Every workflow execution should be auditable and every error should be detectable without manual checking. This aligns with the Arcadia method’s emphasis on providing meaningful information for decision-makers.

The pipeline records every ProcedureExecution through two mechanisms:

  1. CF Workflows execution logs — Step-level tracking with automatic retries, durations, and error details
  2. sync.telemetry on R2 — Long-term Iceberg table via the SYNC_TELEMETRY Pipeline stream, retaining procedure completions, record counts, watermark positions, and durations
ObservableSourceOntological note
Run identityWorkflow execution IDIAO Identifier
DurationWorkflow step timestampsBFO Temporal Region boundaries
Current stepWorkflow execution statePKO ExecutionStatus
Volume metricsSync telemetry events (orders_count, line_items_count)IAO Measurement Datum (ratio)
ErrorsWorkflow error state + sync telemetry error eventsPKO error handling
Raw archiveR2 object key for JSONL IBEIAO concretized_by reference

Raw JSONL is archived in R2 for traceability and replay.

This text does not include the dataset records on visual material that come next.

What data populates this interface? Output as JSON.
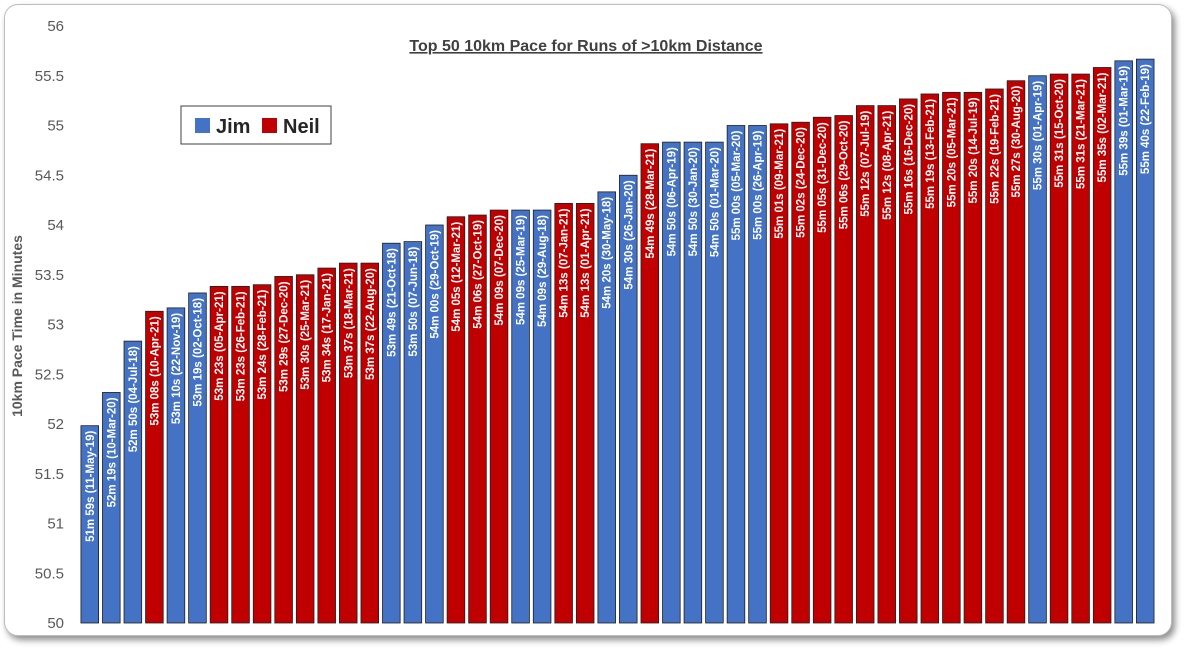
{
  "chart_data": {
    "type": "bar",
    "title": "Top 50 10km Pace for Runs of >10km Distance",
    "ylabel": "10km Pace Time in Minutes",
    "xlabel": "",
    "ylim": [
      50,
      56
    ],
    "yticks": [
      "50",
      "50.5",
      "51",
      "51.5",
      "52",
      "52.5",
      "53",
      "53.5",
      "54",
      "54.5",
      "55",
      "55.5",
      "56"
    ],
    "grid": false,
    "legend_position": "top-left",
    "series": [
      {
        "name": "Jim",
        "color": "#4472c4"
      },
      {
        "name": "Neil",
        "color": "#c00000"
      }
    ],
    "bars": [
      {
        "label": "51m 59s (11-May-19)",
        "value": 51.983,
        "runner": "Jim"
      },
      {
        "label": "52m 19s (10-Mar-20)",
        "value": 52.317,
        "runner": "Jim"
      },
      {
        "label": "52m 50s (04-Jul-18)",
        "value": 52.833,
        "runner": "Jim"
      },
      {
        "label": "53m 08s (10-Apr-21)",
        "value": 53.133,
        "runner": "Neil"
      },
      {
        "label": "53m 10s (22-Nov-19)",
        "value": 53.167,
        "runner": "Jim"
      },
      {
        "label": "53m 19s (02-Oct-18)",
        "value": 53.317,
        "runner": "Jim"
      },
      {
        "label": "53m 23s (05-Apr-21)",
        "value": 53.383,
        "runner": "Neil"
      },
      {
        "label": "53m 23s (26-Feb-21)",
        "value": 53.383,
        "runner": "Neil"
      },
      {
        "label": "53m 24s (28-Feb-21)",
        "value": 53.4,
        "runner": "Neil"
      },
      {
        "label": "53m 29s (27-Dec-20)",
        "value": 53.483,
        "runner": "Neil"
      },
      {
        "label": "53m 30s (25-Mar-21)",
        "value": 53.5,
        "runner": "Neil"
      },
      {
        "label": "53m 34s (17-Jan-21)",
        "value": 53.567,
        "runner": "Neil"
      },
      {
        "label": "53m 37s (18-Mar-21)",
        "value": 53.617,
        "runner": "Neil"
      },
      {
        "label": "53m 37s (22-Aug-20)",
        "value": 53.617,
        "runner": "Neil"
      },
      {
        "label": "53m 49s (21-Oct-18)",
        "value": 53.817,
        "runner": "Jim"
      },
      {
        "label": "53m 50s (07-Jun-18)",
        "value": 53.833,
        "runner": "Jim"
      },
      {
        "label": "54m 00s (29-Oct-19)",
        "value": 54.0,
        "runner": "Jim"
      },
      {
        "label": "54m 05s (12-Mar-21)",
        "value": 54.083,
        "runner": "Neil"
      },
      {
        "label": "54m 06s (27-Oct-19)",
        "value": 54.1,
        "runner": "Neil"
      },
      {
        "label": "54m 09s (07-Dec-20)",
        "value": 54.15,
        "runner": "Neil"
      },
      {
        "label": "54m 09s (25-Mar-19)",
        "value": 54.15,
        "runner": "Jim"
      },
      {
        "label": "54m 09s (29-Aug-18)",
        "value": 54.15,
        "runner": "Jim"
      },
      {
        "label": "54m 13s (07-Jan-21)",
        "value": 54.217,
        "runner": "Neil"
      },
      {
        "label": "54m 13s (01-Apr-21)",
        "value": 54.217,
        "runner": "Neil"
      },
      {
        "label": "54m 20s (30-May-18)",
        "value": 54.333,
        "runner": "Jim"
      },
      {
        "label": "54m 30s (26-Jan-20)",
        "value": 54.5,
        "runner": "Jim"
      },
      {
        "label": "54m 49s (28-Mar-21)",
        "value": 54.817,
        "runner": "Neil"
      },
      {
        "label": "54m 50s (06-Apr-19)",
        "value": 54.833,
        "runner": "Jim"
      },
      {
        "label": "54m 50s (30-Jan-20)",
        "value": 54.833,
        "runner": "Jim"
      },
      {
        "label": "54m 50s (01-Mar-20)",
        "value": 54.833,
        "runner": "Jim"
      },
      {
        "label": "55m 00s (05-Mar-20)",
        "value": 55.0,
        "runner": "Jim"
      },
      {
        "label": "55m 00s (26-Apr-19)",
        "value": 55.0,
        "runner": "Jim"
      },
      {
        "label": "55m 01s (09-Mar-21)",
        "value": 55.017,
        "runner": "Neil"
      },
      {
        "label": "55m 02s (24-Dec-20)",
        "value": 55.033,
        "runner": "Neil"
      },
      {
        "label": "55m 05s (31-Dec-20)",
        "value": 55.083,
        "runner": "Neil"
      },
      {
        "label": "55m 06s (29-Oct-20)",
        "value": 55.1,
        "runner": "Neil"
      },
      {
        "label": "55m 12s (07-Jul-19)",
        "value": 55.2,
        "runner": "Neil"
      },
      {
        "label": "55m 12s (08-Apr-21)",
        "value": 55.2,
        "runner": "Neil"
      },
      {
        "label": "55m 16s (16-Dec-20)",
        "value": 55.267,
        "runner": "Neil"
      },
      {
        "label": "55m 19s (13-Feb-21)",
        "value": 55.317,
        "runner": "Neil"
      },
      {
        "label": "55m 20s (05-Mar-21)",
        "value": 55.333,
        "runner": "Neil"
      },
      {
        "label": "55m 20s (14-Jul-19)",
        "value": 55.333,
        "runner": "Neil"
      },
      {
        "label": "55m 22s (19-Feb-21)",
        "value": 55.367,
        "runner": "Neil"
      },
      {
        "label": "55m 27s (30-Aug-20)",
        "value": 55.45,
        "runner": "Neil"
      },
      {
        "label": "55m 30s (01-Apr-19)",
        "value": 55.5,
        "runner": "Jim"
      },
      {
        "label": "55m 31s (15-Oct-20)",
        "value": 55.517,
        "runner": "Neil"
      },
      {
        "label": "55m 31s (21-Mar-21)",
        "value": 55.517,
        "runner": "Neil"
      },
      {
        "label": "55m 35s (02-Mar-21)",
        "value": 55.583,
        "runner": "Neil"
      },
      {
        "label": "55m 39s (01-Mar-19)",
        "value": 55.65,
        "runner": "Jim"
      },
      {
        "label": "55m 40s (22-Feb-19)",
        "value": 55.667,
        "runner": "Jim"
      }
    ]
  }
}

Cloudflare Workers provide structured logging via console.log() + Workers Logs:

console.log(JSON.stringify({
level: 'info',
event: 'procedure_execution_completed',
run_id: runId,
orders: count,
duration_ms: Date.now() - startTime,
}));

Logpush forwards logs to external destinations (e.g., Datadog, S3, R2) for retention beyond Workers’ built-in log viewer.

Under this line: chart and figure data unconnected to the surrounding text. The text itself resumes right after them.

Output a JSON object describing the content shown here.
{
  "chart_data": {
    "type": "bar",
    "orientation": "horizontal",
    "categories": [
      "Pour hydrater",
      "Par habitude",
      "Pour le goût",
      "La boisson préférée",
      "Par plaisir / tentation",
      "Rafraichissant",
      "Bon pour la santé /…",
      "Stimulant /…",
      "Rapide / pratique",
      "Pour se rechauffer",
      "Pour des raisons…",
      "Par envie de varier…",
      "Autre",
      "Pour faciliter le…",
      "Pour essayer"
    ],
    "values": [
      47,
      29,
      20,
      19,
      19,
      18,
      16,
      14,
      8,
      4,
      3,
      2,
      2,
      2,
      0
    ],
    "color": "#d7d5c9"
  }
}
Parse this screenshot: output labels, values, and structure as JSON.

GET /api/health reports service availability:

{
"status": "ok",
"database": "connected",
"last_sync": {
"workflow_id": "uuid",
"completed_at": "ISO8601",
"status": "completed"
},
"pipelines": {
"commerce_telemetry": "healthy",
"publication_telemetry": "healthy",
"sync_telemetry": "healthy"
}
}
MetricSourceAlert threshold
Daily sync durationCF Workflow execution logs> 15 minutes
Sync not completedWorkflow execution stalenessNo completed execution in 26 hours
Workflow retry countWorkflow execution metrics> 10 retries/hour
Pipeline throughputPipeline stream metricsSustained drop > 50% from baseline
API error rateWorkers analytics> 5% 5xx in 5-minute window
Measurement freshnessmeasurement.performance Iceberg table metadata> 2 hours since last write
Real-time counter lagWorkers Analytics Engine> 5 minutes behind

Alerts are derived from metrics and surfaced via Cloudflare notifications or external webhook:

  • Critical: Workflow execution failure, Pipeline stream error, database unreachable
  • Warning: Workflow duration approaching limit, elevated error rate, stale measurement data
  • Info: Successful Workflow completion, large batch processed

Every request gets a unique ID for correlation:

app.use('*', async (c, next) => {
const requestId = c.req.header('cf-ray') || crypto.randomUUID();
c.set('requestId', requestId);
c.header('X-Request-Id', requestId);
await next();
});

All log entries within a request include the request ID for end-to-end tracing.